Il documento “Mineração e Hidrelétricas em Terras Indígenas” – questa l’intestazione – precede la già annunciata lettera pontificia su povertà ed ecologia. E segue il viaggio in Amazzonia di dom Claudio Hummes, arcivescovo emerito di San Paolo e Presidente della Commissione episcopale dei vescovi per la regione amazzonica, da poco terminato. La Chiesa brasiliana mostra così di essere all’avanguardia sui temi ambientali ed ecologici, gli stessi su cui Papa Francesco sta lavorando. In Amazzonia, a Manaus, ebbe luogo, alla fine di ottobre del 2013 (28-31), il primo incontro delle Chiese dell’Amazzonia – vi parteciparono un centinaio di vescovi -per tracciare le linee di impegno della Chiesa brasiliana al servizio di questa regione complessa, che vede oggi vivere uno accanto all’altro – spesso in conflitto tra loro – popolazioni indigene, latifondisti e contadini senza terra spinti in queste regioni dal miraggio di un futuro migliore

“I grandi progetti idroelettrici non sono pensati per le comunità locali” lamenta dom Roque Paloschi. “Rispondono agli interessi delle grandi imprese nazionali e multinazionali e ad un modello nefasto di crescita macroeconomica che ci si ostina a perseguire con miopia politica”.

Dati alla mano il documento denuncia che “Il governo federale si propone di moltiplicare per quattro le prospezioni minerarie nel nostro paese entro il 2030. Nei prossimi anni aumenterà i grandi progetti estrattivi, ragione per la quale si è impegnato, insieme al Congresso Nazionale, nell’approvazione del nuovo codice minerario”. Il riferimento è al disegno di legge 1610/99 sulle attività minerarie nelle terre indigene, che, a detta degli estensori del documento, “non garantisce la tutela dei luoghi sacri e misure idonee a proteggere la vita delle comunità”.

Il testo cita esperienze negative già note. I 30 anni di attività nella località amazzonica di Carajás, un progetto minerario iniziato nel 1982, provano che l’estrazione su larga scala ha sequele disastrose: provoca l’arrivo di migliaia di lavoratori, la germinazione spontanea di insediamenti umani precari, il deterioramento del suolo, l’accumulo di tonnellate di rifiuti. “Quando l’estrazione si esaurisce (spesso prima del previsto), gli effetti provocati diventano irreversibili e il recupero sociale, economico e ambientale è compromesso per sempre”.

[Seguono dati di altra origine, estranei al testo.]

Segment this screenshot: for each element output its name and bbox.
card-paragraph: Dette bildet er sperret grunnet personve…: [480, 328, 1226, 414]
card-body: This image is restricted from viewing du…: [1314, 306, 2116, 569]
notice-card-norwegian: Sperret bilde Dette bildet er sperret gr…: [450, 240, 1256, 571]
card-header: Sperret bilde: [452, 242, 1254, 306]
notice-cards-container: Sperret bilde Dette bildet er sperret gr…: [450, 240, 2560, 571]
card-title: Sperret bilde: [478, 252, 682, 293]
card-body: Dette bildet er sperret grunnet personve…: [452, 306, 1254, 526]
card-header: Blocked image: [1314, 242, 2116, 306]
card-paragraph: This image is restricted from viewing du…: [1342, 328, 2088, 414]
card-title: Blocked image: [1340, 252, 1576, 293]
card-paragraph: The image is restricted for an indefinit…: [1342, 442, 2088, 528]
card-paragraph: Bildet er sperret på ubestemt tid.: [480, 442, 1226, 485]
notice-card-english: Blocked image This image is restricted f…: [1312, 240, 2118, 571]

Proprio all’Amazzonia è diretta anche la prima “Missione Giovani”, che comincerà il 31 novembre e si estenderà sino a metà dicembre nelle diocesi di Borba, Coari, Parintins e Roraima. 2800 iscrizioni sino a questo momento, dalla Commissione episcopale per la gioventù della Conferenza dei vescovi del Brasile e dalle , Pontificie opere missionarie.